PROGRAMMA FINALE - ABSTRACTS ONLINE

ABSTRACT

Title
Functional antagonism between Nociceptin Orphanin FQ (N/OFQ) and Corticotropin-Releasing Factor (CRF) in anxiety-related behaviour in rats: involvement of the central serotonergic system
 
Authors
 C. Novi1, V. Ruggieri1, M. Filaferro1 and G. Vitale1.

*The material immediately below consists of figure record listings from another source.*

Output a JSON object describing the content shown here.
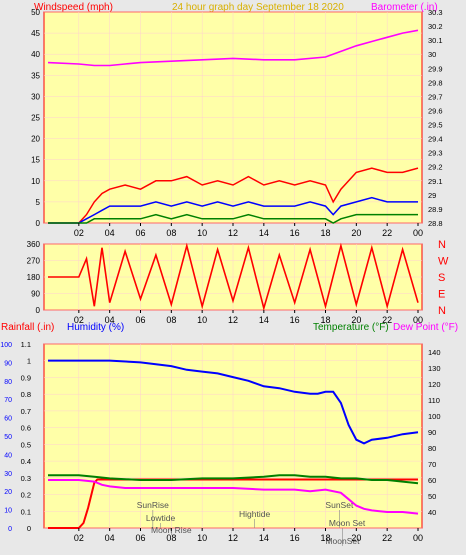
{
  "header": {
    "windspeed_label": "Windspeed (mph)",
    "title": "24 hour graph day   September 18 2020",
    "barometer_label": "Barometer (.in)"
  },
  "colors": {
    "background": "#e8e8e8",
    "plot_bg": "#ffffa8",
    "wind_speed": "#ff0000",
    "wind_avg": "#0000ff",
    "wind_low": "#008000",
    "barometer": "#ff00ff",
    "header_left": "#ff0000",
    "header_title": "#d8b000",
    "rain": "#ff0000",
    "humidity": "#0000ff",
    "temperature": "#008000",
    "dew_point": "#ff00ff",
    "grid": "#ff9999"
  },
  "chart_data": [
    {
      "type": "line",
      "title": "24 hour graph day   September 18 2020",
      "x_ticks": [
        "02",
        "04",
        "06",
        "08",
        "10",
        "12",
        "14",
        "16",
        "18",
        "20",
        "22",
        "00"
      ],
      "ylabel_left": "Windspeed (mph)",
      "ylim_left": [
        0,
        50
      ],
      "y_ticks_left": [
        "0",
        "5",
        "10",
        "15",
        "20",
        "25",
        "30",
        "35",
        "40",
        "45",
        "50"
      ],
      "ylabel_right": "Barometer (.in)",
      "ylim_right": [
        28.8,
        30.3
      ],
      "y_ticks_right": [
        "28.8",
        "28.9",
        "29",
        "29.1",
        "29.2",
        "29.3",
        "29.4",
        "29.5",
        "29.6",
        "29.7",
        "29.8",
        "29.9",
        "30",
        "30.1",
        "30.2",
        "30.3"
      ],
      "series": [
        {
          "name": "Windspeed (mph)",
          "axis": "left",
          "color": "#ff0000",
          "x": [
            0,
            1,
            1.5,
            2,
            2.5,
            3,
            3.5,
            4,
            5,
            6,
            7,
            8,
            9,
            10,
            11,
            12,
            13,
            14,
            15,
            16,
            17,
            18,
            18.5,
            19,
            20,
            21,
            22,
            23,
            24
          ],
          "y": [
            0,
            0,
            0,
            0,
            2,
            5,
            7,
            8,
            9,
            8,
            10,
            10,
            11,
            9,
            10,
            9,
            11,
            9,
            10,
            9,
            10,
            9,
            5,
            8,
            12,
            13,
            12,
            12,
            13
          ]
        },
        {
          "name": "Average windspeed",
          "axis": "left",
          "color": "#0000ff",
          "x": [
            0,
            1,
            1.5,
            2,
            2.5,
            3,
            3.5,
            4,
            5,
            6,
            7,
            8,
            9,
            10,
            11,
            12,
            13,
            14,
            15,
            16,
            17,
            18,
            18.5,
            19,
            20,
            21,
            22,
            23,
            24
          ],
          "y": [
            0,
            0,
            0,
            0,
            1,
            2,
            3,
            4,
            4,
            4,
            5,
            4,
            5,
            4,
            5,
            4,
            5,
            4,
            4,
            4,
            5,
            4,
            2,
            4,
            5,
            6,
            5,
            5,
            5
          ]
        },
        {
          "name": "Lowest windspeed",
          "axis": "left",
          "color": "#008000",
          "x": [
            0,
            1,
            1.5,
            2,
            2.5,
            3,
            3.5,
            4,
            5,
            6,
            7,
            8,
            9,
            10,
            11,
            12,
            13,
            14,
            15,
            16,
            17,
            18,
            18.5,
            19,
            20,
            21,
            22,
            23,
            24
          ],
          "y": [
            0,
            0,
            0,
            0,
            0,
            1,
            1,
            1,
            1,
            1,
            2,
            1,
            2,
            1,
            1,
            1,
            2,
            1,
            1,
            1,
            1,
            1,
            0,
            1,
            2,
            2,
            2,
            2,
            2
          ]
        },
        {
          "name": "Barometer (.in)",
          "axis": "right",
          "color": "#ff00ff",
          "x": [
            0,
            2,
            3,
            4,
            5,
            6,
            8,
            10,
            12,
            14,
            16,
            18,
            19,
            20,
            21,
            22,
            23,
            24
          ],
          "y": [
            29.94,
            29.93,
            29.92,
            29.92,
            29.93,
            29.94,
            29.95,
            29.96,
            29.97,
            29.96,
            29.96,
            29.98,
            30.02,
            30.06,
            30.09,
            30.12,
            30.15,
            30.17
          ]
        }
      ]
    },
    {
      "type": "scatter",
      "x_ticks": [
        "02",
        "04",
        "06",
        "08",
        "10",
        "12",
        "14",
        "16",
        "18",
        "20",
        "22",
        "00"
      ],
      "ylim": [
        0,
        360
      ],
      "y_ticks": [
        "0",
        "90",
        "180",
        "270",
        "360"
      ],
      "right_compass": [
        "N",
        "W",
        "S",
        "E",
        "N"
      ],
      "series": [
        {
          "name": "Wind direction",
          "color": "#ff0000",
          "x": [
            0,
            1,
            2,
            2.5,
            3,
            3.5,
            4,
            5,
            6,
            7,
            8,
            9,
            10,
            11,
            12,
            13,
            14,
            15,
            16,
            17,
            18,
            19,
            20,
            21,
            22,
            23,
            24
          ],
          "y": [
            180,
            180,
            180,
            280,
            20,
            340,
            40,
            320,
            60,
            300,
            30,
            350,
            20,
            330,
            50,
            340,
            10,
            300,
            40,
            330,
            20,
            350,
            30,
            340,
            20,
            330,
            40
          ]
        }
      ]
    },
    {
      "type": "line",
      "x_ticks": [
        "02",
        "04",
        "06",
        "08",
        "10",
        "12",
        "14",
        "16",
        "18",
        "20",
        "22",
        "00"
      ],
      "ylabel_left_rain": "Rainfall (.in)",
      "ylabel_left_humidity": "Humidity (%)",
      "ylabel_right_temp": "Temperature (°F)",
      "ylabel_right_dew": "Dew Point (°F)",
      "rain_ticks": [
        "0",
        "0.1",
        "0.2",
        "0.3",
        "0.4",
        "0.5",
        "0.6",
        "0.7",
        "0.8",
        "0.9",
        "1",
        "1.1"
      ],
      "rain_ylim": [
        0,
        1.1
      ],
      "humidity_ticks": [
        "0",
        "10",
        "20",
        "30",
        "40",
        "50",
        "60",
        "70",
        "80",
        "90",
        "100"
      ],
      "humidity_ylim": [
        0,
        100
      ],
      "temp_ticks": [
        "40",
        "50",
        "60",
        "70",
        "80",
        "90",
        "100",
        "110",
        "120",
        "130",
        "140"
      ],
      "temp_ylim": [
        30,
        145
      ],
      "series": [
        {
          "name": "Rainfall (.in)",
          "axis": "rain",
          "color": "#ff0000",
          "x": [
            0,
            2,
            2.3,
            2.6,
            3,
            3.2,
            3.5,
            4,
            6,
            8,
            10,
            12,
            14,
            16,
            18,
            20,
            22,
            24
          ],
          "y": [
            0,
            0,
            0.03,
            0.12,
            0.27,
            0.29,
            0.29,
            0.29,
            0.29,
            0.29,
            0.29,
            0.29,
            0.29,
            0.29,
            0.29,
            0.29,
            0.29,
            0.29
          ]
        },
        {
          "name": "Humidity (%)",
          "axis": "humidity",
          "color": "#0000ff",
          "x": [
            0,
            2,
            4,
            6,
            7,
            8,
            9,
            10,
            11,
            12,
            13,
            14,
            15,
            16,
            17,
            17.5,
            18,
            18.5,
            19,
            19.5,
            20,
            20.5,
            21,
            22,
            23,
            24
          ],
          "y": [
            91,
            91,
            91,
            90,
            89,
            88,
            86,
            85,
            84,
            82,
            80,
            77,
            76,
            74,
            73,
            73,
            74,
            74,
            68,
            56,
            48,
            46,
            48,
            49,
            51,
            52
          ]
        },
        {
          "name": "Temperature (°F)",
          "axis": "temp",
          "color": "#008000",
          "x": [
            0,
            2,
            3,
            4,
            6,
            8,
            10,
            12,
            14,
            15,
            16,
            17,
            18,
            19,
            20,
            21,
            22,
            23,
            24
          ],
          "y": [
            63,
            63,
            62,
            61,
            60,
            60,
            61,
            61,
            62,
            63,
            63,
            62,
            62,
            61,
            61,
            60,
            60,
            59,
            58
          ]
        },
        {
          "name": "Dew Point (°F)",
          "axis": "temp",
          "color": "#ff00ff",
          "x": [
            0,
            2,
            3,
            3.5,
            4,
            5,
            6,
            8,
            10,
            12,
            14,
            16,
            17,
            18,
            19,
            19.5,
            20,
            20.5,
            21,
            22,
            23,
            24
          ],
          "y": [
            60,
            60,
            59,
            57,
            56,
            55,
            55,
            55,
            55,
            55,
            54,
            54,
            53,
            54,
            52,
            48,
            44,
            42,
            41,
            40,
            40,
            39
          ]
        }
      ],
      "annotations": [
        {
          "label": "SunRise",
          "x": 6.8
        },
        {
          "label": "Lowtide",
          "x": 7.3
        },
        {
          "label": "Moon Rise",
          "x": 8.0
        },
        {
          "label": "Hightide",
          "x": 13.4
        },
        {
          "label": "SunSet",
          "x": 18.9
        },
        {
          "label": "Moon Set",
          "x": 19.4
        },
        {
          "label": "MoonSet",
          "x": 19.1
        }
      ]
    }
  ]
}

1Dept. of Biological Science, Sect. of Pharmacology. University of Modena and Reggio Emilia, Italy.
 
Abstract
Nociceptin/orphanin FQ (N/OFQ) (Reinscheid et al. 1995) influences a variety of central biological responses, including anxiety and stress (Gavioli and Calò 2006). N/OFQ acts as an anxiolytic-like agent in the rat (Vitale et al., 2006) and has been proposed to be a functional antagonist of corticotropin-releasing factor (CRF) in relation to its ability to antagonize other CRF effects (i.e. anorectic one) without exhibiting affinity for CRF receptors (Rodi et al., 2008). In response to stress CRF triggers changes in other neurotransmitter systems such as serotonin (5-HT) (Leonard 2005). The role of 5-HT1A receptor in anxiety has been supported by findings from preclinical and clinical researches (Akimova et al., 2009).
The present study was aimed at investigating the possible functional antagonism between N/OFQ and CRF in anxiety-related conditions in rats by evaluating behavioural parameters and possible changes in the serotonergic system in frontal cortex and pons, areas rich of serotonergic neurons and affected by stress exposure.
Animals were pretreated with N/OFQ (0,5 and 1 nmol/rat i.c.v.) or saline. CRF (1 µg/rat) or saline was i.c.v. injected 10 min after the last treatment. Ten min thereafter rats were subjected to two anxiometric tests: Elevated Plus Maze (EPM) and Conditioned Defensive Burying (CDB).
N/OFQ (1 nmol/rat)displayed anxiolytic-like effects in both tests, as previously demonstrated (Vitale et al., 2006). Conversely, CRF (1 µg/rat) displayed anxiogenic-like effects in the same behavioural parameters in either test. Treatment with N/OFQ 10 min before CRF administration antagonized the anxiogenic-like effects evoked by CRF, restoring the EPM and DB values to those of control rats.
After EPM experiment,  rats were sacrificed and frontal cortex and pons processed to evaluate 5-HT, its metabolite 5-hydroxy-indole acetic acid (5-HIAA) levels and their ratio (5-HIAA/5-HT), by high performance liquid chromatography (HPLC) technique, and to assess the 5-HT1A receptor characteristics by means of radioligand saturation binding assay with 3H-8-OH-DPAT.
In the frontal cortex, N/OFQ (1 mol/rat), induced a significant decrease of 5-HT levels, did not modify the 5-HIAA ones with a subsequent increase in 5-HIAA/5-HT ratio. CRF (1 µg/rat) modified neither 5-HT nor 5-HIAA content in the same area but was able to counteract the changes induced by N/OFQ alone.
In the pons, N/OFQ was ineffective in inducing any change in serotonergic activity while CRF significantly decreased 5-HT levels, increased 5-HIAA content, thus inducing a increase in 5-HIAA/5-HT ratio. The combination of the two peptides reinstated the parameters related to serotonin and its metabolite to those of controls.
As regards 5HT1A characteristics, in the frontal cortex, N/OFQ increased the receptor density but reduced its affinity while CRF did not induce any change when given alone. In the pons, CRF decreased 5HT1A maximum number of binding sites while increasing receptor affinity whereas N/OFQ was ineffective. All these biochemical modifications were reverted by N/OFQ following CRF treatment.
The present study shows evidence that N/OFQ may be a functional antagonist of CRF anxiogenic-like effects in the behavioral tests evaluated. These effects may involve the central serotonergic mechanisms since the combination of N/OFQ and CRF induces a reversion of the serontonergic changes provoked by the single peptide dependently on the area investigated. In conclusion, our data provide further support for the hypothesis that N/OFQ may behave as functional antagonist for CRF, this action being of interest for the treatment of stress and anxiety disorders.
 
Akimova et al. (2009). Biol Psychiatry. 66, 627-35.
Gavioli and Calo' (2006). Naunyn Schmiedebergs Arch Pharmacol. 372, 319-30.
Leonard (2005). Eur Psychatry. 20, 302-6.
Reinscheid et al. (1995). Science. 270, 792-94.
Rodi et al. (2008). Psychopharmacology. 196, 523-31.
Vitale et al. (2006). Peptides. 27, 2193-200.